During elementary school being transgendered was very interesting to me. I loved knowing I was a girl inside. It was a big secret, but it was MY secret, and I was actually quite proud of myself that I was lucky enough to be a girl in my head - even if I wasn't lucky enough to have the body to match. I'd go to bed every night praying that I would wake up and be a girl... but that didn't happen. I wasn't ever truly disappointed, but eventually I stopped praying. I always felt silly praying anyway, because even back then I didn't believe in god.
During highschool being a transsexual became excrutiating. Hormones I guess. They changed the other girls in such good ways, and changed me in such very bad ways. I started to feel uncomfortable in my skin. I wished I had her skin... or hers... or hers...
During university I couldn't think of anything else. I'd go to the library and study study... about transsexualism. The worst part was that out of everything I read, I thought it was all wrong. Honestly, who wrote those books? The UofS had a lot of books on the subject, but they were all written before I was born. It was almost scary what some people would right down as 'facts'. I was starting to believe that the only comfort I'd get would be from whatever sense I could make of things myself.
After failing out of university I started losing things. I lost self-confidence probably first. I lost friends. I lost hope. I am pretty sure I lost 2 or 3 emotions altogether. Then one day I lost interest. Losing interest is, in itself, very interesting. When you lose interest to the degree I was losing interest it is like an asymptote - you can plainly see that the curve of interest vs time is tending to zero, but it never quite gets there - because you are always interested in your lack of interest.
Jump ahead now 10 years or so. I was driving along and I was thinking "I wonder what I should have for supper" and then I crashed my car into another car. It wasn't a serious crash - nobody was hurt. Still, it was very loud, and very jarring - but for some reason my first thought immediately afterwards was, "I think I have some porkchops in the freezer." Later that day it struck me that even before I knew it wasn't a serious accident, I had no cares about what could have happened to me.
I realized my life was turning gray. I wasn't unhappy or sick but it was clear I was just waiting to die someday - and I was only 32 years old. I thought back to that young girl who lived in my head so many years ago. I remembered how proud I was back then and I started to wonder when it turned to shame. I was upset that the biggest part of my life was the part I kept most secret. I thought that perhaps my life was so uninteresting to me because it was just the wrong life. The life I should have led is that one I always dreamed I'd someday have. I knew right then that I wanted those old prayers to come true, but if there is no god, then the only person who can answer those prayers is me - so the day after my car accident I went to see a psychologist.

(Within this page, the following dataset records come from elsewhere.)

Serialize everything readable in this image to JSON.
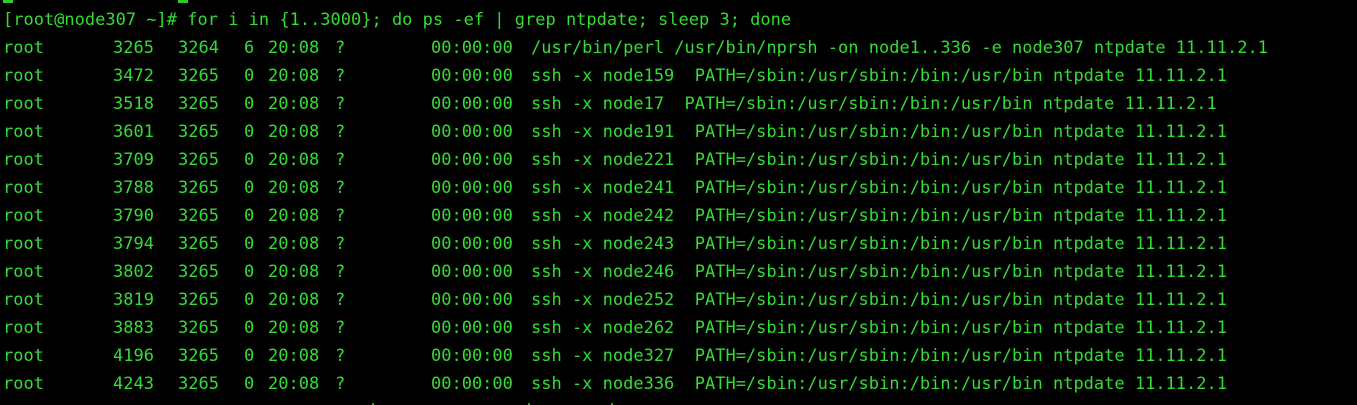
{
  "terminal": {
    "prompt": "[root@node307 ~]#",
    "command": "for i in {1..3000}; do ps -ef | grep ntpdate; sleep 3; done",
    "colors": {
      "background": "#000000",
      "foreground": "#33dd33"
    }
  },
  "processes": [
    {
      "user": "root",
      "pid": "3265",
      "ppid": "3264",
      "c": "6",
      "stime": "20:08",
      "tty": "?",
      "time": "00:00:00",
      "cmd": "/usr/bin/perl /usr/bin/nprsh -on node1..336 -e node307 ntpdate 11.11.2.1"
    },
    {
      "user": "root",
      "pid": "3472",
      "ppid": "3265",
      "c": "0",
      "stime": "20:08",
      "tty": "?",
      "time": "00:00:00",
      "cmd": "ssh -x node159  PATH=/sbin:/usr/sbin:/bin:/usr/bin ntpdate 11.11.2.1"
    },
    {
      "user": "root",
      "pid": "3518",
      "ppid": "3265",
      "c": "0",
      "stime": "20:08",
      "tty": "?",
      "time": "00:00:00",
      "cmd": "ssh -x node17  PATH=/sbin:/usr/sbin:/bin:/usr/bin ntpdate 11.11.2.1"
    },
    {
      "user": "root",
      "pid": "3601",
      "ppid": "3265",
      "c": "0",
      "stime": "20:08",
      "tty": "?",
      "time": "00:00:00",
      "cmd": "ssh -x node191  PATH=/sbin:/usr/sbin:/bin:/usr/bin ntpdate 11.11.2.1"
    },
    {
      "user": "root",
      "pid": "3709",
      "ppid": "3265",
      "c": "0",
      "stime": "20:08",
      "tty": "?",
      "time": "00:00:00",
      "cmd": "ssh -x node221  PATH=/sbin:/usr/sbin:/bin:/usr/bin ntpdate 11.11.2.1"
    },
    {
      "user": "root",
      "pid": "3788",
      "ppid": "3265",
      "c": "0",
      "stime": "20:08",
      "tty": "?",
      "time": "00:00:00",
      "cmd": "ssh -x node241  PATH=/sbin:/usr/sbin:/bin:/usr/bin ntpdate 11.11.2.1"
    },
    {
      "user": "root",
      "pid": "3790",
      "ppid": "3265",
      "c": "0",
      "stime": "20:08",
      "tty": "?",
      "time": "00:00:00",
      "cmd": "ssh -x node242  PATH=/sbin:/usr/sbin:/bin:/usr/bin ntpdate 11.11.2.1"
    },
    {
      "user": "root",
      "pid": "3794",
      "ppid": "3265",
      "c": "0",
      "stime": "20:08",
      "tty": "?",
      "time": "00:00:00",
      "cmd": "ssh -x node243  PATH=/sbin:/usr/sbin:/bin:/usr/bin ntpdate 11.11.2.1"
    },
    {
      "user": "root",
      "pid": "3802",
      "ppid": "3265",
      "c": "0",
      "stime": "20:08",
      "tty": "?",
      "time": "00:00:00",
      "cmd": "ssh -x node246  PATH=/sbin:/usr/sbin:/bin:/usr/bin ntpdate 11.11.2.1"
    },
    {
      "user": "root",
      "pid": "3819",
      "ppid": "3265",
      "c": "0",
      "stime": "20:08",
      "tty": "?",
      "time": "00:00:00",
      "cmd": "ssh -x node252  PATH=/sbin:/usr/sbin:/bin:/usr/bin ntpdate 11.11.2.1"
    },
    {
      "user": "root",
      "pid": "3883",
      "ppid": "3265",
      "c": "0",
      "stime": "20:08",
      "tty": "?",
      "time": "00:00:00",
      "cmd": "ssh -x node262  PATH=/sbin:/usr/sbin:/bin:/usr/bin ntpdate 11.11.2.1"
    },
    {
      "user": "root",
      "pid": "4196",
      "ppid": "3265",
      "c": "0",
      "stime": "20:08",
      "tty": "?",
      "time": "00:00:00",
      "cmd": "ssh -x node327  PATH=/sbin:/usr/sbin:/bin:/usr/bin ntpdate 11.11.2.1"
    },
    {
      "user": "root",
      "pid": "4243",
      "ppid": "3265",
      "c": "0",
      "stime": "20:08",
      "tty": "?",
      "time": "00:00:00",
      "cmd": "ssh -x node336  PATH=/sbin:/usr/sbin:/bin:/usr/bin ntpdate 11.11.2.1"
    }
  ]
}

It has been 2½ years since that accident, and a lot has changed. My name, the letter on my driver's license, my hairstyle, my wardrobe, even my personality. Best of all though, my interest in life has come back, stronger than it has ever been.
I recently got a comment on this blog entry from a WoW friend of mine from the Old Gang, and it just made me realize that I don't really know if either gang, old or new, realizes how good it makes me feel to meet such friendly, caring people. Thanks!